Analysis and Holding
The bankruptcy appellate panel explained that under Bankruptcy Code § 523(a)(6) "an individual debtor is not discharged from any debt 'for willful and malicious injury by the debtor to another entity or to the property of another entity.'" Id. at *6 (citation omitted). See In re Markowitz, 190 F.3d 455, 463 (6th Cir. 1999) (stating that "'[f]rom the plain language of the statute, the judgment must be for an injury that is both willful and malicious. The absence of one creates a dischargeable debt.'"); Kawaauhau v. Geiger, 523 U.S. 57, 61 (1998) (holding that "nondischargeability of a debt under § 523(a)(6) 'takes a deliberate or intentional injury, not merely a deliberate or intentional act that leads to injury.'"); Wheeler v. Laudani, 783 F.2d 610, 615 (6th Cir. 1986) (holding that under § 523(a)(6) "''[m]alicious' means in conscious disregard of one's duties or without just cause or excuse; it does not require ill-will or specific intent.'"). Recognizing that it was bound to follow Sixth Circuit precedent, the panel explained that in Markowitz the Sixth Circuit held that unless "'the actor desires to cause the consequences of his act, . . . or believes that the consequences are substantially certain to result from it,' he has not committed a 'willful or malicious injury' as defined under § 523(a)(6)." Id. at *7.

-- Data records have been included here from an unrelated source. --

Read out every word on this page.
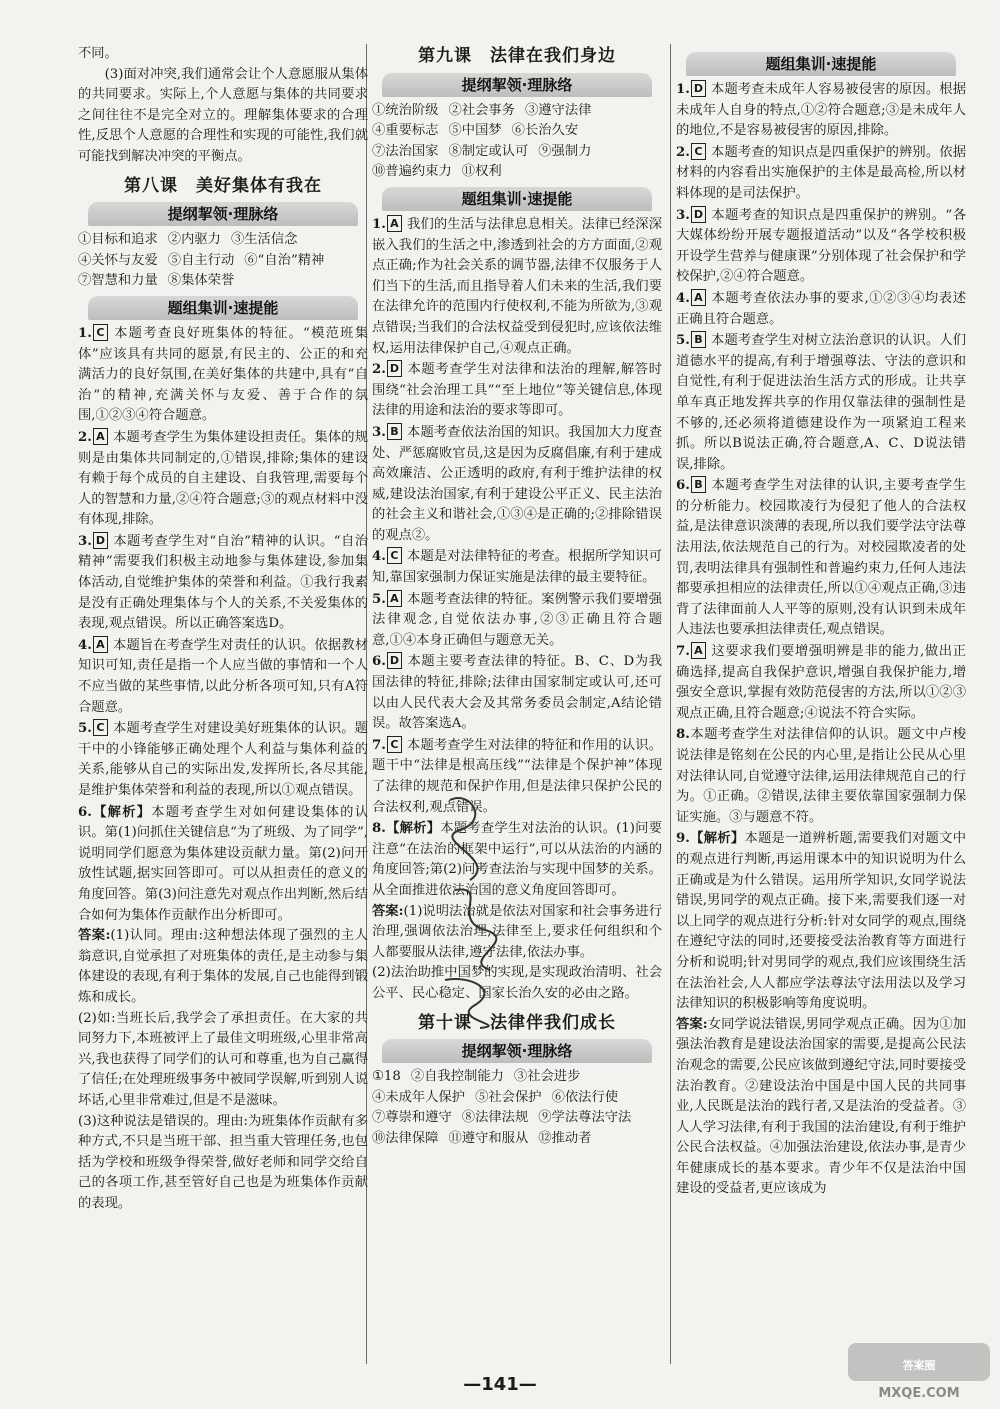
不同。

(3)面对冲突,我们通常会让个人意愿服从集体的共同要求。实际上,个人意愿与集体的共同要求之间往往不是完全对立的。理解集体要求的合理性,反思个人意愿的合理性和实现的可能性,我们就可能找到解决冲突的平衡点。

第八课　美好集体有我在
提纲挈领·理脉络
①目标和追求 ②内驱力 ③生活信念
④关怀与友爱 ⑤自主行动 ⑥“自治”精神
⑦智慧和力量 ⑧集体荣誉
题组集训·速提能

1. C 本题考查良好班集体的特征。“模范班集体”应该具有共同的愿景,有民主的、公正的和充满活力的良好氛围,在美好集体的共建中,具有“自治”的精神,充满关怀与友爱、善于合作的氛围,①②③④符合题意。

2. A 本题考查学生为集体建设担责任。集体的规则是由集体共同制定的,①错误,排除;集体的建设有赖于每个成员的自主建设、自我管理,需要每个人的智慧和力量,②④符合题意;③的观点材料中没有体现,排除。

3. D 本题考查学生对“自治”精神的认识。“自治精神”需要我们积极主动地参与集体建设,参加集体活动,自觉维护集体的荣誉和利益。①我行我素是没有正确处理集体与个人的关系,不关爱集体的表现,观点错误。所以正确答案选D。

4. A 本题旨在考查学生对责任的认识。依据教材知识可知,责任是指一个人应当做的事情和一个人不应当做的某些事情,以此分析各项可知,只有A符合题意。

5. C 本题考查学生对建设美好班集体的认识。题干中的小锋能够正确处理个人利益与集体利益的关系,能够从自己的实际出发,发挥所长,各尽其能,是维护集体荣誉和利益的表现,所以①观点错误。

6.【解析】本题考查学生对如何建设集体的认识。第(1)问抓住关键信息“为了班级、为了同学”,说明同学们愿意为集体建设贡献力量。第(2)问开放性试题,据实回答即可。可以从担责任的意义的角度回答。第(3)问注意先对观点作出判断,然后结合如何为集体作贡献作出分析即可。

答案:(1)认同。理由:这种想法体现了强烈的主人翁意识,自觉承担了对班集体的责任,是主动参与集体建设的表现,有利于集体的发展,自己也能得到锻炼和成长。

(2)如:当班长后,我学会了承担责任。在大家的共同努力下,本班被评上了最佳文明班级,心里非常高兴,我也获得了同学们的认可和尊重,也为自己赢得了信任;在处理班级事务中被同学误解,听到别人说坏话,心里非常难过,但是不是滋味。

(3)这种说法是错误的。理由:为班集体作贡献有多种方式,不只是当班干部、担当重大管理任务,也包括为学校和班级争得荣誉,做好老师和同学交给自己的各项工作,甚至管好自己也是为班集体作贡献的表现。

第九课　法律在我们身边
提纲挈领·理脉络
①统治阶级 ②社会事务 ③遵守法律
④重要标志 ⑤中国梦 ⑥长治久安
⑦法治国家 ⑧制定或认可 ⑨强制力
⑩普遍约束力 ⑪权利
题组集训·速提能

1. A 我们的生活与法律息息相关。法律已经深深嵌入我们的生活之中,渗透到社会的方方面面,②观点正确;作为社会关系的调节器,法律不仅服务于人们当下的生活,而且指导着人们未来的生活,我们要在法律允许的范围内行使权利,不能为所欲为,③观点错误;当我们的合法权益受到侵犯时,应该依法维权,运用法律保护自己,④观点正确。

2. D 本题考查学生对法律和法治的理解,解答时围绕“社会治理工具”“至上地位”等关键信息,体现法律的用途和法治的要求等即可。

3. B 本题考查依法治国的知识。我国加大力度查处、严惩腐败官员,这是因为反腐倡廉,有利于建成高效廉洁、公正透明的政府,有利于维护法律的权威,建设法治国家,有利于建设公平正义、民主法治的社会主义和谐社会,①③④是正确的;②排除错误的观点②。

4. C 本题是对法律特征的考查。根据所学知识可知,靠国家强制力保证实施是法律的最主要特征。

5. A 本题考查法律的特征。案例警示我们要增强法律观念,自觉依法办事,②③正确且符合题意,①④本身正确但与题意无关。

6. D 本题主要考查法律的特征。B、C、D为我国法律的特征,排除;法律由国家制定或认可,还可以由人民代表大会及其常务委员会制定,A结论错误。故答案选A。

7. C 本题考查学生对法律的特征和作用的认识。题干中“法律是根高压线”“法律是个保护神”体现了法律的规范和保护作用,但是法律只保护公民的合法权利,观点错误。

8.【解析】本题考查学生对法治的认识。(1)问要注意“在法治的框架中运行”,可以从法治的内涵的角度回答;第(2)问考查法治与实现中国梦的关系。从全面推进依法治国的意义角度回答即可。

答案:(1)说明法治就是依法对国家和社会事务进行治理,强调依法治理,法律至上,要求任何组织和个人都要服从法律,遵守法律,依法办事。

(2)法治助推中国梦的实现,是实现政治清明、社会公平、民心稳定、国家长治久安的必由之路。

第十课　法律伴我们成长
提纲挈领·理脉络
①18 ②自我控制能力 ③社会进步
④未成年人保护 ⑤社会保护 ⑥依法行使
⑦尊崇和遵守 ⑧法律法规 ⑨学法尊法守法
⑩法律保障 ⑪遵守和服从 ⑫推动者
题组集训·速提能

1. D 本题考查未成年人容易被侵害的原因。根据未成年人自身的特点,①②符合题意;③是未成年人的地位,不是容易被侵害的原因,排除。

2. C 本题考查的知识点是四重保护的辨别。依据材料的内容看出实施保护的主体是最高检,所以材料体现的是司法保护。

3. D 本题考查的知识点是四重保护的辨别。“各大媒体纷纷开展专题报道活动”以及“各学校积极开设学生营养与健康课”分别体现了社会保护和学校保护,②④符合题意。

4. A 本题考查依法办事的要求,①②③④均表述正确且符合题意。

5. B 本题考查学生对树立法治意识的认识。人们道德水平的提高,有利于增强尊法、守法的意识和自觉性,有利于促进法治生活方式的形成。让共享单车真正地发挥共享的作用仅靠法律的强制性是不够的,还必须将道德建设作为一项紧迫工程来抓。所以B说法正确,符合题意,A、C、D说法错误,排除。

6. B 本题考查学生对法律的认识,主要考查学生的分析能力。校园欺凌行为侵犯了他人的合法权益,是法律意识淡薄的表现,所以我们要学法守法尊法用法,依法规范自己的行为。对校园欺凌者的处罚,表明法律具有强制性和普遍约束力,任何人违法都要承担相应的法律责任,所以①④观点正确,③违背了法律面前人人平等的原则,没有认识到未成年人违法也要承担法律责任,观点错误。

7. A 这要求我们要增强明辨是非的能力,做出正确选择,提高自我保护意识,增强自我保护能力,增强安全意识,掌握有效防范侵害的方法,所以①②③观点正确,且符合题意;④说法不符合实际。

8.本题考查学生对法律信仰的认识。题文中卢梭说法律是铭刻在公民的内心里,是指让公民从心里对法律认同,自觉遵守法律,运用法律规范自己的行为。①正确。②错误,法律主要依靠国家强制力保证实施。③与题意不符。

9.【解析】本题是一道辨析题,需要我们对题文中的观点进行判断,再运用课本中的知识说明为什么正确或是为什么错误。运用所学知识,女同学说法错误,男同学的观点正确。接下来,需要我们逐一对以上同学的观点进行分析:针对女同学的观点,围绕在遵纪守法的同时,还要接受法治教育等方面进行分析和说明;针对男同学的观点,我们应该围绕生活在法治社会,人人都应学法尊法守法用法以及学习法律知识的积极影响等角度说明。

答案:女同学说法错误,男同学观点正确。因为①加强法治教育是建设法治国家的需要,是提高公民法治观念的需要,公民应该做到遵纪守法,同时要接受法治教育。②建设法治中国是中国人民的共同事业,人民既是法治的践行者,又是法治的受益者。③人人学习法律,有利于我国的法治建设,有利于维护公民合法权益。④加强法治建设,依法办事,是青少年健康成长的基本要求。青少年不仅是法治中国建设的受益者,更应该成为

—141—
答案圈
MXQE.COM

Noting the district court's findings that Trantham admitted that his infringement "was solely for the purpose of avoiding the payment of the license fee to Monsanto . . . and . . . that there was some evidence that Trantham tried to conceal his infringement by using a false name," the panel determined that Trantham believed that Monsanto was substantially certain to suffer economic damage as a result of his refusal to pay for using Monsanto's technology. Id. at *8. Recognizing that patent infringement has traditionally been viewed as an intentional tort and that the district court determined that Trantham's actions were willful, the panel held that his actions "constitute an intentional tort which . . . could lead to nondischargeability under § 523(a)(6)." Id. See Geiger, 523 U.S. at 63 (stating that the § 523(a)(6) formulation "triggers in the lawyer's mind the category of 'intentional tort,' as distinguished from negligent or reckless torts. Intentional torts generally require that the actor intend 'the consequences of an act,' not simply, 'the act itself.'").
The panel concluded that
Trantham must have believed that the consequences of his refusal to pay the license fee would be financial injury to Monsanto because, in the zero-sum situation inherent wherever something is reserved to the use of a particular entity, Trantham could only profit if Monsanto lost its reservation without proper compensation . . . . Thus, the Markowitz standard of "willful" injury is met. In addition, because Trantham acted in conscious disregard of his duty to Monsanto, the requirement of a "malicious" injury is also met. Moreover, patent infringement, being the invasion of a protected interest, is a tort.
Id. (citation omitted).
The case was decided on Jan. 30, 2003; this summary was posted Feb. 9, 2004.